UCD to lead new research consortium

UCD lead new research consortium

University College Dublin to Lead New International Research Consortium to Accelerate the Development of Cancer and Ophthalmic Treatments

€945,000 funding over 4-years through Horizon 2020 programme
Industry-academia research consortium will enhance intersectoral and transnational cooperation

Dublin, Ireland, 1 February 2017, University College Dublin (UCD) today announced that it is leading a new international industry-academia consortium to accelerate the development of therapeutic interventions for cancer and eye disease through enhanced intersectoral and transnational research cooperation.

The consortium is bringing together a unique group of microbiologists, cancer biologists, chemists, material scientists, mechanical engineers, ocular pharmacologists, geneticists and toxicologists from 9 academic and 9 non-academic partner organisations in 7 countries.

Through staff exchanges of periods ranging from 1 month to 1 year, participants will learn new skills, share knowledge and have the opportunity to work on joint research and innovation projects in oncology and ophthalmology in academic and commercial institutions across Europe. The aim is to accelerate the development of therapeutic interventions for oncology and ophthalmology.

The Drug Discovery and Delivery Network for Oncology and Eye Therapeutics (3D-NEONET) consortium has been awarded €945,000, over 4 years, under the European Union’s Horizon 2020 programme, Marie Skłodowska-Curie Research and Innovation Staff Exchange (MSCA-RISE).

Dr Breandán Kennedy, Associate Professor in the UCD School of Biomolecular and Biomedical Science and a Fellow
of the UCD Conway Institute will lead the 3D-NEO-NET consortium.

Dr Kennedy said, “Through 3D-NEONET, we will address key challenges facing research and innovation in Europe today. University graduates can struggle to transit smoothly into industry employment; research SMEs may have limited capacity to capitalise on new technology or find suitably experienced staff; and there is often unnecessary duplication of resources across Europe due to individual institutions working in isolation.”
He added, “This programme is a fantastic opportunity to enhance career development, facilitate knowledge sharing and enable new skills acquisition. Ultimately, this will form a sustainable network of academics and SMEs who can collectively overcome obstacles in the development of therapeutics for oncology and ophthalmology.”

Dr Javier Terriente, CSO, ZeClinics, a Spanish consortium partner said, “The goal of all 3D-NEONET institutions is to have an impact on people’s health. This initiative will allow sharing knowledge and bridging experts from areas and sectors that otherwise would never meet. We are eager to share our experience in drug discovery with top students in the ocular and oncology fields. For ZeClinics students, it will be great to learn from the best minds in these relevant therapeutic areas.”
Over the next four years, the proposed programme of work (see examples below) will include multiple staff exchange interactions among the 18 partners.
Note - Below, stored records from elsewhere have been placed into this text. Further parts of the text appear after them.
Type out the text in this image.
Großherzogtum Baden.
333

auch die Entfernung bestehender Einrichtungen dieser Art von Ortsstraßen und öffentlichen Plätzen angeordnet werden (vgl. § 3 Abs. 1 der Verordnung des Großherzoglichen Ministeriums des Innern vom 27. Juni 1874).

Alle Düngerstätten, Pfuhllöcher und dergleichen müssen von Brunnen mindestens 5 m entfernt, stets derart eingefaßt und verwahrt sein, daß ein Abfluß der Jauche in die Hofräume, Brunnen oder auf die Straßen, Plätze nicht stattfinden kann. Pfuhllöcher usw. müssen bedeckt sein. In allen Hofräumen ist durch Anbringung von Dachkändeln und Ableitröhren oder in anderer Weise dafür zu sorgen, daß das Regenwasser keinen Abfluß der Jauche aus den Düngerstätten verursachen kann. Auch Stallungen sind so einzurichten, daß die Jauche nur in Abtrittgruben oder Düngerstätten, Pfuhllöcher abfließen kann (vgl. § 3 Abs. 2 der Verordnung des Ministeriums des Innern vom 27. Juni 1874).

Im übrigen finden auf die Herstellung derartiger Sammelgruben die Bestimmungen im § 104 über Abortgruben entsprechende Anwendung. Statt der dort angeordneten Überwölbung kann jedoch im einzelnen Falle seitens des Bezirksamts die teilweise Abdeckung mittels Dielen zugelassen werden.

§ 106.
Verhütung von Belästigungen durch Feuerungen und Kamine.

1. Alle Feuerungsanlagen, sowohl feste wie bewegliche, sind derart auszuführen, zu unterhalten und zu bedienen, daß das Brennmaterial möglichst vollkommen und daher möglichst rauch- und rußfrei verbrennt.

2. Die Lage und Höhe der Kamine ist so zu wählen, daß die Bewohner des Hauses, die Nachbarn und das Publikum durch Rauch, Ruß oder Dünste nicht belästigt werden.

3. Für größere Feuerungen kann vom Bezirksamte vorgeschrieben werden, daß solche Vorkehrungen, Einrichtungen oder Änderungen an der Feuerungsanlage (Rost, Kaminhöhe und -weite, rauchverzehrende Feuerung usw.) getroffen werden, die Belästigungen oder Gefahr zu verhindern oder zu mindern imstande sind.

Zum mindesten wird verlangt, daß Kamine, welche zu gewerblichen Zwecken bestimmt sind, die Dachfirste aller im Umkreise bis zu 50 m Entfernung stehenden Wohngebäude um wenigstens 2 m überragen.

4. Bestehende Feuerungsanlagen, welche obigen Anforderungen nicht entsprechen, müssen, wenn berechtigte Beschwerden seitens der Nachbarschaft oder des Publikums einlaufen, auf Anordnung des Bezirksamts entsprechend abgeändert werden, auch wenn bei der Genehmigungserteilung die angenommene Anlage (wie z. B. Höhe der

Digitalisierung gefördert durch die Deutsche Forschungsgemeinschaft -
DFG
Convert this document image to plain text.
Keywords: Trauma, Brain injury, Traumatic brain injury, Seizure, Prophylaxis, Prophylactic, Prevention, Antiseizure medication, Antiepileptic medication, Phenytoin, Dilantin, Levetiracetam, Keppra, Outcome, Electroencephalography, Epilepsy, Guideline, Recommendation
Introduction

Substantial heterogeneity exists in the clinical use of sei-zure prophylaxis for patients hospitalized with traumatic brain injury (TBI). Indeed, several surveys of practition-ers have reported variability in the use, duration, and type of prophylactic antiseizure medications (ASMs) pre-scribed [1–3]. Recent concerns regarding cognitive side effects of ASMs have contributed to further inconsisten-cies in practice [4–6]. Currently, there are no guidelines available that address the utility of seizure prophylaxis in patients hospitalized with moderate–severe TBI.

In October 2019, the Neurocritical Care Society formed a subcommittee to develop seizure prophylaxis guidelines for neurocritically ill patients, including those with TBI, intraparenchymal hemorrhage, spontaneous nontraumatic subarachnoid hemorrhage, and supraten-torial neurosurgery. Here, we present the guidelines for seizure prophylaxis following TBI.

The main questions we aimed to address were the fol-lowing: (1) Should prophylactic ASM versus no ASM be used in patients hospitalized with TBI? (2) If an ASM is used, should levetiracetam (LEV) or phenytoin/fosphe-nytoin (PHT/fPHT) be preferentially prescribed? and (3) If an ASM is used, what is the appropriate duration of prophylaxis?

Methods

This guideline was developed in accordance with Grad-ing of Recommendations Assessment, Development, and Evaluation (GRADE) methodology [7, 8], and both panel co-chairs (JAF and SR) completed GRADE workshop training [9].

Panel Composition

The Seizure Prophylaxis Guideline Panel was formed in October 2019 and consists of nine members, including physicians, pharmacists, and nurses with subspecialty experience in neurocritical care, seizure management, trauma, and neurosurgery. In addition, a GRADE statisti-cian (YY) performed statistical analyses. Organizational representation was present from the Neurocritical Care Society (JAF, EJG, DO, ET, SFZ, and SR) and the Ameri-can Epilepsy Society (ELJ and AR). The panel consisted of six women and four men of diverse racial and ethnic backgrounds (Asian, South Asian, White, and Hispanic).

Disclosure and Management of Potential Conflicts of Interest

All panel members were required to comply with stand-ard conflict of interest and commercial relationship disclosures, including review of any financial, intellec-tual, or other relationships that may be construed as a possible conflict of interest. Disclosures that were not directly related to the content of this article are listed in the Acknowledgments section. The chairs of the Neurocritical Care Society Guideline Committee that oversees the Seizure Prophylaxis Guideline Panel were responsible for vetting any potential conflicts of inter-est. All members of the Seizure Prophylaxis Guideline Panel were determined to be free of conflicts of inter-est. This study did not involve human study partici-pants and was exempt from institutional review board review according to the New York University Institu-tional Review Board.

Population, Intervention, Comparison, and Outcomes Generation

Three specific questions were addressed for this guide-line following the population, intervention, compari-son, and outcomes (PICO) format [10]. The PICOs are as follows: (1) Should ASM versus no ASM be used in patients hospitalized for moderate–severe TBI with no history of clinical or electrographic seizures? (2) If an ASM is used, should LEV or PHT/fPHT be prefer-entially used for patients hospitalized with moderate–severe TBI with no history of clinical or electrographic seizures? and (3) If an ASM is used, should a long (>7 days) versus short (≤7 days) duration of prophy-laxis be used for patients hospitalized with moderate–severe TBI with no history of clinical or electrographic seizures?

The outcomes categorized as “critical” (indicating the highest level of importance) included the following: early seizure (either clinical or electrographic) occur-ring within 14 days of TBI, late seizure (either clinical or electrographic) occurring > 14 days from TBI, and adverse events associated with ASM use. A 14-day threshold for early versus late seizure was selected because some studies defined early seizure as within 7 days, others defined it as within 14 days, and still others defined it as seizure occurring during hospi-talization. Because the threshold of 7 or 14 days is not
Pharmacologists and 3D graphic designers within the Firecrest solutions team at ICON plc in Limerick will work with staff in the University of Valladolid (Spain) and Linkoping University (Sweden), to develop 3D animations for improved management of clinical trials to promote better communication of research findings.

Dr Caroline Forkin, Senior Director Medical Affairs, ICON said, “The Firecrest solutions team is dedicated to improving the clinical trial experience for sites, investigators and patients and is delighted to be involved with 3D-NEONET. It is often at the fringes where the most divergent disciplines slightly overlap that the most innovation occurs. We believe that the size and diverse nature of this consortium will allow participants to appreciate the opportunities afforded by other disciplines and sectors.”

Mycologists and chemists in UCD and ECM Ingeniería Ambiental, Spain will work together to isolate new bioactive natural products from fungi. These will then be tested in the disease models available throughout the consortium and may be selected for further development to become ophthalmic or cancer drugs.

Lentimed/HGBeyond, a Spanish-based SME developing and manufacturing contact lenses that release drug therapies directly into the eye, will work with a UCD mechanical engineer to evaluate if their patented contact lens technology can be further enhanced as drug delivery devices.

Professor Orla Feely, UCD Vice-President for Research, Innovation and Impact said, “This new pan-European ophthalmic and oncology research consortium, which University College Dublin is leading, will not only provide individual researchers with skills that can improve their career prospects, both in and outside academia, but will also boost research and innovation capacity and output among participating universities and industry partners, and ultimately impact Europe’s economy and society.”

She added, “It is very encouraging to see the involvement by UCD researchers from across so many disciplines in the College of Science, College of Health and Agricultural Sciences and College of Engineering and Architecture in this new consortium.”

The first consortium meeting takes place in UCD beginning 1st Feb 2017.